The final book in Kevin Kwan’s series is Rich People Problems and like the two before this, it doesn’t disappoint.
In fact, I would go so far as to say it was my favourite book.
This book starts with the matriarch of the family and Nick’s Ah Ma (grandmother) on her death bed and the entire family is vying to be will-worthy. Rumor has it, since Nick decided to go against his grandmother’s wishes five years ago, and marry Rachel, he was removed from the will and the title of favourite grandchild is no longer his.
But whose is it?
That’s the question everyone is trying to figure out. As Su Yi’s daughters set up vigil and the guests start arriving, the second biggest question in the book is, will Nick return to Singapore before it’s too late?
It reminded me of a mafia movie, in the sense that the head of the family is on her last breathe, and the remaining families are trying to jockey for control and the top prize. In this case, it’s the keys to Tyersall Park, the 64 acre estate, not to mention Su Yi’s treasures and inheritance.
As the caravan of cars full of family from far and wide starts winding around the long driveway of Tyersall Park, we get to see a taste of all the characters from the past two books, as well as some we only read as part of the family tree that Kwan includes in the front of each book. And as these characters wait for the inevitable, the comedy only builds.

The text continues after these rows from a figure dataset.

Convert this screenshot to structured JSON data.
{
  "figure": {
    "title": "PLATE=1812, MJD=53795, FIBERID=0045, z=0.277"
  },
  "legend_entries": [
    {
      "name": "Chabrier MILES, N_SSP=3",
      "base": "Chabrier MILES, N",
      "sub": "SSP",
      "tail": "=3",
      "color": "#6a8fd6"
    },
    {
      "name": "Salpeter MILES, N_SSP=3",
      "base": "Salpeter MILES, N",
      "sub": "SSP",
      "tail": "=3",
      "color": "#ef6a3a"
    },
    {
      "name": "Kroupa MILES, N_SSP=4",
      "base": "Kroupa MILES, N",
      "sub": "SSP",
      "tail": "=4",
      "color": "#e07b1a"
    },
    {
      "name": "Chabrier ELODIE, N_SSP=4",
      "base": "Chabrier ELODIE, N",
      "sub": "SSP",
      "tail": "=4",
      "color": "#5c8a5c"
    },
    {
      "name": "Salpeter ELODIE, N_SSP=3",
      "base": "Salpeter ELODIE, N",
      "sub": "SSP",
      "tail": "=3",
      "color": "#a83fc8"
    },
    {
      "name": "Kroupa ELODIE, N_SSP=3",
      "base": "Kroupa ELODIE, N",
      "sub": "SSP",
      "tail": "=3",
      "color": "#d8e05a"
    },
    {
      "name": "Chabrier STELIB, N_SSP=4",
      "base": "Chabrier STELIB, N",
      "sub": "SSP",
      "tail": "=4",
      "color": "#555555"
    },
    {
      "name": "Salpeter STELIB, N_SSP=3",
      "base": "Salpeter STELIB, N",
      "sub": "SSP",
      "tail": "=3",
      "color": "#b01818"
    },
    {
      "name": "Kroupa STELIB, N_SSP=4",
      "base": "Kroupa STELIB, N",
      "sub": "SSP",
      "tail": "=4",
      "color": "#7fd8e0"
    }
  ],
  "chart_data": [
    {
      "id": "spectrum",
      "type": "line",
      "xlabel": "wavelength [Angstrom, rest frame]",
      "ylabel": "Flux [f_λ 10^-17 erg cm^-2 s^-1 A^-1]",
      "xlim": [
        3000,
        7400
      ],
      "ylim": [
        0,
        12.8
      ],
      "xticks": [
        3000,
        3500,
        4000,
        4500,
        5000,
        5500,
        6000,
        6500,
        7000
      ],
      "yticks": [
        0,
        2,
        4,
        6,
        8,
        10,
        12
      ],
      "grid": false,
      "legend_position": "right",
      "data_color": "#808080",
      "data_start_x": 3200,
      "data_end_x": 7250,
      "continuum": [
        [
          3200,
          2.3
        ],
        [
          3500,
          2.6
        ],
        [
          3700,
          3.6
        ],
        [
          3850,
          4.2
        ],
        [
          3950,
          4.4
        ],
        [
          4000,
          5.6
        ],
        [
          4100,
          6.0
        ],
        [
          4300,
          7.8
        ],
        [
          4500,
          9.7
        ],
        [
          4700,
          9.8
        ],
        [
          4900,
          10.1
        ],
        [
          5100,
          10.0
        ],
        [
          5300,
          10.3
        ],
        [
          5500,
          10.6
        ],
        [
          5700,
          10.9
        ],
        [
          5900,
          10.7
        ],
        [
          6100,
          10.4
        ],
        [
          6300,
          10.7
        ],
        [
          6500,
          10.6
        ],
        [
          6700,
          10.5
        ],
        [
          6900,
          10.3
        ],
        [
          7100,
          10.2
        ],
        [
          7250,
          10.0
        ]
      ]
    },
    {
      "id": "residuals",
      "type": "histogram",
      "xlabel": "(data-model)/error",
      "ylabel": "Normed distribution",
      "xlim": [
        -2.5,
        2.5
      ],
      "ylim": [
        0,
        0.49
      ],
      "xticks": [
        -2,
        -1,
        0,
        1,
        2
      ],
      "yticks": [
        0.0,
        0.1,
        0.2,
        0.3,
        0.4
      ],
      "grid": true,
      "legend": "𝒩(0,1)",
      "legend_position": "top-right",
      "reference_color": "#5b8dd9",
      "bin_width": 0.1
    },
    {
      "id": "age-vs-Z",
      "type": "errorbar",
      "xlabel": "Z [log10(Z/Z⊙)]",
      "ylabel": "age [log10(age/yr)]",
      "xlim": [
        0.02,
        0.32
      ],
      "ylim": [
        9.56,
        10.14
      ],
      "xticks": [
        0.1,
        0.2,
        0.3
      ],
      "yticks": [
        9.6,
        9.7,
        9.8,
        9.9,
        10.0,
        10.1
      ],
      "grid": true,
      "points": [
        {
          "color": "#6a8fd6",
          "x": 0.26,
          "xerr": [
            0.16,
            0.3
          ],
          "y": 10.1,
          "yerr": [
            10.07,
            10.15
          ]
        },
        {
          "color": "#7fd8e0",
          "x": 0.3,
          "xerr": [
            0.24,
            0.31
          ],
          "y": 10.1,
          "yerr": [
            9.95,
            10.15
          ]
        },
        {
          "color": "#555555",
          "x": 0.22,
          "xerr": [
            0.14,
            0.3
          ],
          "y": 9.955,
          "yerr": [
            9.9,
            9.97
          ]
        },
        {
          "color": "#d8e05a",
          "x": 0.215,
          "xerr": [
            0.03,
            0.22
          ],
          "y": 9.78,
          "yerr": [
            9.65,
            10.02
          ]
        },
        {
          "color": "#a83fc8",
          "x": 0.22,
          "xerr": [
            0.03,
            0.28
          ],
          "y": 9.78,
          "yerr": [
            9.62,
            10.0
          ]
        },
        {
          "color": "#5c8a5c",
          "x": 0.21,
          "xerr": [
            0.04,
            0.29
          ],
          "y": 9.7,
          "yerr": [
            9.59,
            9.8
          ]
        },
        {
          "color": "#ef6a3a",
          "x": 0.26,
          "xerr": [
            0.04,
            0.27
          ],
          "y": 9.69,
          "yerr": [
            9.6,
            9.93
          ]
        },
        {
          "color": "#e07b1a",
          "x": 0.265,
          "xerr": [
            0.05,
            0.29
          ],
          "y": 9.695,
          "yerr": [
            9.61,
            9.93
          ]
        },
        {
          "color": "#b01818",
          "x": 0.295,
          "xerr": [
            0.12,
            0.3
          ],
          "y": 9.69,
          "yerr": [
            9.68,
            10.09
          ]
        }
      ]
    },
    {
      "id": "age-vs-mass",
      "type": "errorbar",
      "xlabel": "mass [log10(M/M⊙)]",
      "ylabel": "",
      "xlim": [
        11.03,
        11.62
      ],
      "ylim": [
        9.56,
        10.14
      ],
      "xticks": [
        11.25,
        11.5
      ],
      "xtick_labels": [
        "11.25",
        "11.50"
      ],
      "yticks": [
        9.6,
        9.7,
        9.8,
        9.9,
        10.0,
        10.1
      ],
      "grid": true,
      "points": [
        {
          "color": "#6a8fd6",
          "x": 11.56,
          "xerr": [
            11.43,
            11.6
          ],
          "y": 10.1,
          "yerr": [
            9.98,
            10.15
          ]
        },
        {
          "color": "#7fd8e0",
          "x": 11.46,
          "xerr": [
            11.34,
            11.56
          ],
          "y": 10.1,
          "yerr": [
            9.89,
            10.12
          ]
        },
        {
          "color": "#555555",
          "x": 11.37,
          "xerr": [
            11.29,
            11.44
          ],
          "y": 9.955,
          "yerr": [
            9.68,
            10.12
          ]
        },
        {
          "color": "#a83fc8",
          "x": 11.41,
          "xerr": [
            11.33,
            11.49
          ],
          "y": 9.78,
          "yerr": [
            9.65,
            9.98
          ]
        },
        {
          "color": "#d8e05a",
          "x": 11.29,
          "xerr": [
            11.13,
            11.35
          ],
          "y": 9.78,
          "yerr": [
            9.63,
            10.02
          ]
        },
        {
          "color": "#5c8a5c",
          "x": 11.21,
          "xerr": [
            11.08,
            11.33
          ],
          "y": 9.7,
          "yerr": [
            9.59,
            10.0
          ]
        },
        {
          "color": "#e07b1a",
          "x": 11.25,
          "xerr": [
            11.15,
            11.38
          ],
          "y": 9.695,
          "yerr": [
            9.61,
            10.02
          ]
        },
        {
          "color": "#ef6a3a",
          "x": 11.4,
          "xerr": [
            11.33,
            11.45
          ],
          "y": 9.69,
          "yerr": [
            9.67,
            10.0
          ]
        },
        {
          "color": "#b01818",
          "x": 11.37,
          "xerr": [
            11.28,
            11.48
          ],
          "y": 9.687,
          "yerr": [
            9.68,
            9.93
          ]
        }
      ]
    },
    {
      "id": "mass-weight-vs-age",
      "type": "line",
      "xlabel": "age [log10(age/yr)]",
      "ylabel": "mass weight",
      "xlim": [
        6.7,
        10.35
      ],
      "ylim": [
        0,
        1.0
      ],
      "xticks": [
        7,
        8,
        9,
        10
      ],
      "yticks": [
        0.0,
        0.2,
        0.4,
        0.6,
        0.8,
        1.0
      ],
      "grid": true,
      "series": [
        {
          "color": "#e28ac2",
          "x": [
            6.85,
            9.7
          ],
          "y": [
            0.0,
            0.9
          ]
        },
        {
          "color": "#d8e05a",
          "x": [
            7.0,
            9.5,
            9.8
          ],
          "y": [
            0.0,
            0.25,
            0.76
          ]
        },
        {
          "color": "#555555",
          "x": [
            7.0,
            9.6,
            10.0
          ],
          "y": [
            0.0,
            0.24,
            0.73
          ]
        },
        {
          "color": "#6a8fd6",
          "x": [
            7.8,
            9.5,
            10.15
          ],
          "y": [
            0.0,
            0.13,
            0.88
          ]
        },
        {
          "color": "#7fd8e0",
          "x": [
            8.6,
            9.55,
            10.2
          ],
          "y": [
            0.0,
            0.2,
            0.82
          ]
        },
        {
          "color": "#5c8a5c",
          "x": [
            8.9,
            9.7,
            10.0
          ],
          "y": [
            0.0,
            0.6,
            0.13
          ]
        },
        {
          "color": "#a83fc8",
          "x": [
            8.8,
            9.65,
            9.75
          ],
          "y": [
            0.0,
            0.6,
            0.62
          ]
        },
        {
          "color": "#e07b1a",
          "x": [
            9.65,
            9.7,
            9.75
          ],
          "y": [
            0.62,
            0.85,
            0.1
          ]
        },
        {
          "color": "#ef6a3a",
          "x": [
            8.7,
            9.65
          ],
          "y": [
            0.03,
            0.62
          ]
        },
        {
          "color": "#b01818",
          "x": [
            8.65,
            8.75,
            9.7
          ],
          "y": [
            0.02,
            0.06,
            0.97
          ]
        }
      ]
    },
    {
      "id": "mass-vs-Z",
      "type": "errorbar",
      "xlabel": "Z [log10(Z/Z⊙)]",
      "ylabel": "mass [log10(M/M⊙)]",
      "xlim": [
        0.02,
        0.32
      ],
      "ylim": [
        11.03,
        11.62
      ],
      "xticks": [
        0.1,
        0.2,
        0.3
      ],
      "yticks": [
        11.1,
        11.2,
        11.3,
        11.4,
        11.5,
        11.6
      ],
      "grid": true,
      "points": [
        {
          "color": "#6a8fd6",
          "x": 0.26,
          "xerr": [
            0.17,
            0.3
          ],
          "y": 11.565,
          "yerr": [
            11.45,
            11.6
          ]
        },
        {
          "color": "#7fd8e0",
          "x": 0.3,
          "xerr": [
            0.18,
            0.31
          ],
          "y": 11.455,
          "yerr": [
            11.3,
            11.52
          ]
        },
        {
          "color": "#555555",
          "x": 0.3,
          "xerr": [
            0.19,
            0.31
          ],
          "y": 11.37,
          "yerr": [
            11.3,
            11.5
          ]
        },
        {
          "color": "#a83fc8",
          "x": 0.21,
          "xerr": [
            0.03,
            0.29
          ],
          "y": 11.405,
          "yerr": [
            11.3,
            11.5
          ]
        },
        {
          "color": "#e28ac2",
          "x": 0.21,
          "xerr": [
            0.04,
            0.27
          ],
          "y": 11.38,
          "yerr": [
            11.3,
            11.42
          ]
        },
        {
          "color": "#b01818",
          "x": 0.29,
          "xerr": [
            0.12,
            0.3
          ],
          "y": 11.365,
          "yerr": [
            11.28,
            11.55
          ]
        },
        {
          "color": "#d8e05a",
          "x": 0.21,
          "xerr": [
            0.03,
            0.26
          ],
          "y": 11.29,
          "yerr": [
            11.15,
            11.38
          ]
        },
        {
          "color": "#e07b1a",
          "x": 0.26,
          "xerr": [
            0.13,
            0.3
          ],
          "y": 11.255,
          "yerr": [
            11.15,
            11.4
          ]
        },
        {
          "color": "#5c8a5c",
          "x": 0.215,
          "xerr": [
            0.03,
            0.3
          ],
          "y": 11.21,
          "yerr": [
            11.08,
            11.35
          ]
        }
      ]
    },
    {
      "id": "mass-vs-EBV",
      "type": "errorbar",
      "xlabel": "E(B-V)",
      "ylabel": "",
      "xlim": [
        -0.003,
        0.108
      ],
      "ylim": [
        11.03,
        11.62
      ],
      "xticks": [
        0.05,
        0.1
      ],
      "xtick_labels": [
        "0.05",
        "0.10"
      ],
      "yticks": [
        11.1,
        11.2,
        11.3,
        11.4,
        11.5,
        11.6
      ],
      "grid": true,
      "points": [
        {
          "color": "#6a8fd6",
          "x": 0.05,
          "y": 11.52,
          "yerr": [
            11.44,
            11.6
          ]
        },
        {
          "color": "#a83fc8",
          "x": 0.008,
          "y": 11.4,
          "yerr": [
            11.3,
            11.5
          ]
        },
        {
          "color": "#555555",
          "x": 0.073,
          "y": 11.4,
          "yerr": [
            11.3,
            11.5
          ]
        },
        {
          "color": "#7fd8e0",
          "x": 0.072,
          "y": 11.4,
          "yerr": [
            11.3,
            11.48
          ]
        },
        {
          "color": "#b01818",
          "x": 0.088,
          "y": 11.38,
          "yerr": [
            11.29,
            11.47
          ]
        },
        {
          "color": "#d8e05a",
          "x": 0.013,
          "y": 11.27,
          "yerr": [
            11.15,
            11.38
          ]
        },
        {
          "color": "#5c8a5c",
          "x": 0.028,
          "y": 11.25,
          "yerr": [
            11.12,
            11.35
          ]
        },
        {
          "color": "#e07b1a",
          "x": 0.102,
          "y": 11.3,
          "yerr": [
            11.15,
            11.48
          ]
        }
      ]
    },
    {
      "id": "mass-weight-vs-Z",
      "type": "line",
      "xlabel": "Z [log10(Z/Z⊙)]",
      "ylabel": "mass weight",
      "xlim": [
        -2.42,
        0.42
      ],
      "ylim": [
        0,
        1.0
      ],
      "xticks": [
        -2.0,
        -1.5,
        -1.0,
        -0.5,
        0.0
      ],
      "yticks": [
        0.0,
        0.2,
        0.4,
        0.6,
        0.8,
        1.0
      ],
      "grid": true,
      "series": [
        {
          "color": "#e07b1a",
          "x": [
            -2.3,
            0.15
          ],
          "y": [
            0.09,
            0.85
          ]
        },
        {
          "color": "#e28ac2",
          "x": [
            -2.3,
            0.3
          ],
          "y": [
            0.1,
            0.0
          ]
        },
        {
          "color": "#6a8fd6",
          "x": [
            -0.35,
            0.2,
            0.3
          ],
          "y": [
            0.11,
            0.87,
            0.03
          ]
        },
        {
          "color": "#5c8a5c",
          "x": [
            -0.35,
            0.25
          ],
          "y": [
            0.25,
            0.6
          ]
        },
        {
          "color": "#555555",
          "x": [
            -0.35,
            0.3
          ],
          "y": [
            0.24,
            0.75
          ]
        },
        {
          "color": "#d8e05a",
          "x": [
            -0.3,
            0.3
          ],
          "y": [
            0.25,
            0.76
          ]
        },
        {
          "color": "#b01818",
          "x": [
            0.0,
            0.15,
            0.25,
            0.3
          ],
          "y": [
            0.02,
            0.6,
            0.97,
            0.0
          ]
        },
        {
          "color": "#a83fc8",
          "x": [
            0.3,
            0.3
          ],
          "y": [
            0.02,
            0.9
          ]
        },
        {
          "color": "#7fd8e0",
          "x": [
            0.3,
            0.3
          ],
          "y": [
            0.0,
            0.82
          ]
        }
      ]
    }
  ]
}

Which sounds horrible, I know, but remember this is just a book.
There are other storylines we get to wrap up, including the fairytale love of Astrid and Charlie, and their respective divorces, and the whirlwind disaster that surrounds them both ends of that spectrum.
Kitty Pong is still trying to climb that social ladder and once again all her antics and plans don’t always go as planned. Especially since her step-daughter Collette is back in the picture. The step-daughter she has never met, but is doing everything in her power to appear better than. Remember, these books are all about appearances, so this battle definitely brings the laughs.
And finally, my favourite character, Edison (Eddie) Chang is back in his full glory. Eddie vies for title of favourite grandson like his life depended on it. He clamours for Su Yi’s attention and claws for his place as if it were an Olympic sport. It is comedy gold. They are my favourite parts of the book.
Kwan also kept up the opulent descriptions of clothing, jewels, locales and food. His writing style is engaging and the content, while I may not actually relate to in real life, still brings me completely into this world. It is incredible to imagine the world of the filthy rich. The crazy rich.
And yes, some of them are crazy. But they are all crazy rich. No comma was included on the covers on purpose.
I highly recommend this series. This last book, like the other two, is entertaining, funny, and luxurious. But strip all of that away; strip the acres of land, the grand homes and majestic fashions and you are left with a family. Just a family who deal with sibling rivalry, race relations, parental pressures and family wishes. A family that isn’t afraid to impose unrealistic dreams on each other. Just like every other family, right? Where each person is really just trying to find their place in the world and among their relatives; find love and happiness, while making everyone around them happy; and in the end, just trying to be accepted.
It’s all of this and more.
Mr. Kwan, if you’re reading this, please, please consider an additional book with just Eddie.